The Xeon D is the go-to chip for many data centers that want to bring their power as close to end-user devices and sensors as possible in order to keep TCO and application latency under check.
The original Xeon D processors started out with just eight cores before being upgraded to 16 cores in the follow-up Xeon D 1500 series. And now, the latest product line refresh has pushed things up a notch by equipping the brand new Xeon D-2100 series with 18 cores and 36 threads.

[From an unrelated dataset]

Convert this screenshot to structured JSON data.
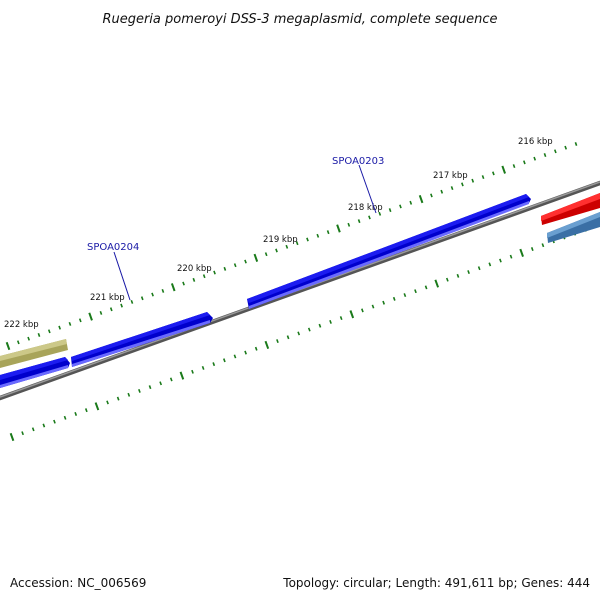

Here are some of the key specs from the new lineup:
- 14nm process technology
- Up to 18 cores, 36 threads
- Up to 512 GB DD4-2666 ECC
- Up to four channels memory support
- Intel Mesh Architecture
- Rebalanced Intel smart cache hierarchy
- Intel Hyper-Threading Technology (Intel HT Technology)
- Intel Virtualization Technology (Intel VT Technology)
- Intel Ethernet, up to four 10 GbE adapters
- Up to 3.0 GHz with single-core Intel Turbo Boost Technology 2.0
- Up to 32 PCI Express 3.0 lanes
- Up to 20 lanes of configurable Flexible High Speed I/O
- Intel AVX-512 acceleration with up to 1 FMA
- Intel QuickAssist Technology with up to 100 Gpbs of crypto, encrypt, and decrypt accelerated processing offload
Needless to say, it’s a big leap forward for the Xeon family in terms of TDPs and overall capabilities. Among other things, these upgraded specs have brought Xeon D processors closer to the Xeon E5, Xeon E3 v5, and the new Xeon Scalable families.
If you are operating a data center with limited space and power, the Xeon D 2100 series will most likely grow on you. Granted, these new chips fall short of the per-core clock speeds of the “proper” Xeon processors, but they bring many more cores than the E3 family, whereas the price and the TDP are much less compared to the E5 lineup.
How does it affect the performance of your server infrastructure?
Well, among other benefits, the lower power cores with less clock speed are surprisingly efficient with burstable tasks like serving up web pages where the system can generate many threads simultaneously and maintain them over a prolonged period without requiring a high amount of processing power. As soon as the server gets requests for new pages, the cores can automatically turbo boost to competently meet that demand.